Yes, they all end in "cide," the latin word for "killing."
Which is why University of Washington Professor (and former Washington State OSHA Director) Michael Silverstein is a bit perplexed about the pesticide "accident" that killed a woman in Florence, Oregon.
Florence Kolbeck, 76, of Florence died "most likely from a cardiac arrhythmia associated with non-lethal levels of the pyrethroid insecticide," according to the autopsy.Mike notes that this is the same type of logic used to label a trench collapse a "freak accident" despite the fact that numerous safety standards were violated.
The death was ruled accidental, which closes the criminal investigation, a Florence police spokeswoman said Thursday.
The Department of Agriculture and Department of Human Services may complete its investigation by early December, said Agriculture spokesman Bruce Pokarney.
Kolbeck, who had heart disease, died a few hours after her home was sprayed June 29 by a technician with Swanson's Pest Management of Eugene.
"The level of insecticide in the home was not a toxic level," deputy medical examiner Lynn Walter said. "But it was a level sufficient enough to cause respiratory distress and irritation. That led to an arrhythmia, which led to the cause of death."(emphasis added)
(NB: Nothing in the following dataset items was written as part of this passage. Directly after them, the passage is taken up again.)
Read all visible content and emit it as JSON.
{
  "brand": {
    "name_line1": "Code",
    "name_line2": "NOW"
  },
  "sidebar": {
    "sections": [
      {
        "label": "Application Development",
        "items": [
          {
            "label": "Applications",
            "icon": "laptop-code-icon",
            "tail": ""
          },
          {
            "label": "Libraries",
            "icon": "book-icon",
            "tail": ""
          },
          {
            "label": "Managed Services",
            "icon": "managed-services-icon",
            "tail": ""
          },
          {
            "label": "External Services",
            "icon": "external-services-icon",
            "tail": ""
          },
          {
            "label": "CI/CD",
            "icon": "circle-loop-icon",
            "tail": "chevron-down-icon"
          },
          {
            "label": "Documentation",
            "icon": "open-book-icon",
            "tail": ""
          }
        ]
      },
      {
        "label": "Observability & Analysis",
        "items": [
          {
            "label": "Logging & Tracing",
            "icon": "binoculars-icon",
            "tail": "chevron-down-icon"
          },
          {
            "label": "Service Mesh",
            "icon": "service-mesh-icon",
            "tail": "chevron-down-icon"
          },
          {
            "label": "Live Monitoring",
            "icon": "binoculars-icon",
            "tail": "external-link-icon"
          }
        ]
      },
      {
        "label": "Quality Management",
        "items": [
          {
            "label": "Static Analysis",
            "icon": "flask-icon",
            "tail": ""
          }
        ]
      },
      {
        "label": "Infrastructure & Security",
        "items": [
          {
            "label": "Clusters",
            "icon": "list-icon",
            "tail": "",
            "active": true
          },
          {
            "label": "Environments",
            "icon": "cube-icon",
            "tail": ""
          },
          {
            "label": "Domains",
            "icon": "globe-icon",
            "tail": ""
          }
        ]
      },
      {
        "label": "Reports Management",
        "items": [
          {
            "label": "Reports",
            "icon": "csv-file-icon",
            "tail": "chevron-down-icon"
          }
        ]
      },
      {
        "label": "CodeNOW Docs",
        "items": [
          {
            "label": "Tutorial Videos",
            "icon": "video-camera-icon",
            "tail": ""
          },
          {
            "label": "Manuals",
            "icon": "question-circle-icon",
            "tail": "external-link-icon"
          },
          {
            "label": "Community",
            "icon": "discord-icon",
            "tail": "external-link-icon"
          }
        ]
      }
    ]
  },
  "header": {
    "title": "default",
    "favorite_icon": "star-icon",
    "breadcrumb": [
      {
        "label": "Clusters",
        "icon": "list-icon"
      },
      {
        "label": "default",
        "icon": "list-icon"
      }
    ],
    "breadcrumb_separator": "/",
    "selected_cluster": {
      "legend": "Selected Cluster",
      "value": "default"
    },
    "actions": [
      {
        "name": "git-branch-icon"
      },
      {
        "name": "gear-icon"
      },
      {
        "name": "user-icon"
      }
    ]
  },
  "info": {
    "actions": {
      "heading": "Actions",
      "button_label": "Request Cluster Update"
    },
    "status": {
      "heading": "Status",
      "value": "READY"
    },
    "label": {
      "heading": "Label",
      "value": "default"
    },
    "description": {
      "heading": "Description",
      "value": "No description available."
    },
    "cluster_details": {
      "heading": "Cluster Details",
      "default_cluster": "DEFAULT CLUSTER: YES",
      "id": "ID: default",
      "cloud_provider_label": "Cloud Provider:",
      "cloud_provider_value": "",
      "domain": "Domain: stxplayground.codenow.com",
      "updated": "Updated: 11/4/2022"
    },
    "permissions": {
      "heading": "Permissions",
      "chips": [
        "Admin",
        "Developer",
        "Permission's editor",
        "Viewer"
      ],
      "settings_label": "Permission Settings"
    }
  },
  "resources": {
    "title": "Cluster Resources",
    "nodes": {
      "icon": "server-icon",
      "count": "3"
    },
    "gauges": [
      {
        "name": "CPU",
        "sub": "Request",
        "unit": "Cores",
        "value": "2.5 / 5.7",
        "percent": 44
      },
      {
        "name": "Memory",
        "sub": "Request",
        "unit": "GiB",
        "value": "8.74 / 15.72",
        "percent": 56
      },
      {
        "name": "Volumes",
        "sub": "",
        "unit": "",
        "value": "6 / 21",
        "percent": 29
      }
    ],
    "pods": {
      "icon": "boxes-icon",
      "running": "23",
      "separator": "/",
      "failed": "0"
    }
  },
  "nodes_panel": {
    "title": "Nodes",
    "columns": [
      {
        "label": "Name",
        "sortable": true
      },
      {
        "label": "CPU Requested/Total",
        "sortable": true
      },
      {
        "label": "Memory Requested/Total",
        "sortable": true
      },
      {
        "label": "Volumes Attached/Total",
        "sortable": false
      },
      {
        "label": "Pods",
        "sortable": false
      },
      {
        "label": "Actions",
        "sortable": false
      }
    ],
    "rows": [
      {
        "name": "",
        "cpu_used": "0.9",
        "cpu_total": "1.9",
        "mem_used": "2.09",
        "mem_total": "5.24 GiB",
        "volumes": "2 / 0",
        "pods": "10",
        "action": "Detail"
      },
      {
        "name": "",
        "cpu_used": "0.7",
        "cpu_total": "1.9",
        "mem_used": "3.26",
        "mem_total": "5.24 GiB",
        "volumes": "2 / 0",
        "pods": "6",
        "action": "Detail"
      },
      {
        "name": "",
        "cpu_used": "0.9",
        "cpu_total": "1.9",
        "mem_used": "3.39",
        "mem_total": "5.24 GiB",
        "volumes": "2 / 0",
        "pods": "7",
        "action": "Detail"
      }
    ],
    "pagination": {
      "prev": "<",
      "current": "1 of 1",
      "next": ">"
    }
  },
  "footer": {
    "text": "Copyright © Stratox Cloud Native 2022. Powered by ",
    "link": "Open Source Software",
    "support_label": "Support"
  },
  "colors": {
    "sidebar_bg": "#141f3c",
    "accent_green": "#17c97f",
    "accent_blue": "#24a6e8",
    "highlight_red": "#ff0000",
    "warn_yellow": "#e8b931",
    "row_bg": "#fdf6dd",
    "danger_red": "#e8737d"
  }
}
The part I love is the medical examiner’s statement that “the level of insecticide in the home was not a toxic level…But it was a level sufficient enough to cause respiratory distress and irritation. That led to an arrhythmia, which led to the cause of death.” I guess that means something like sufficiently non-toxic to accidentally send your lungs and heart to the cleaners. No wonder the employer “couldn’t draw any conclusion.” At least he does “feel terrible the lady died.”Moral of the story: Pesticides are bad. Some are less bad than others, but they are designed to kill undesirable critters, and most also have ill effects on humans. Given the well-recognized fact that humans have variable susceptibilities to toxic materials depending on their age, health situation, allergic sensitivities, etc, the effects can be worse on some than on others -- even deadly.
These facts shouldn't be a surprise to pesticide applicators or their employers. And this was an "accident" only in the same sense that most workplace deaths and injuries are the result of accidents. They may not be "intentional," but they're also not unforeseeable.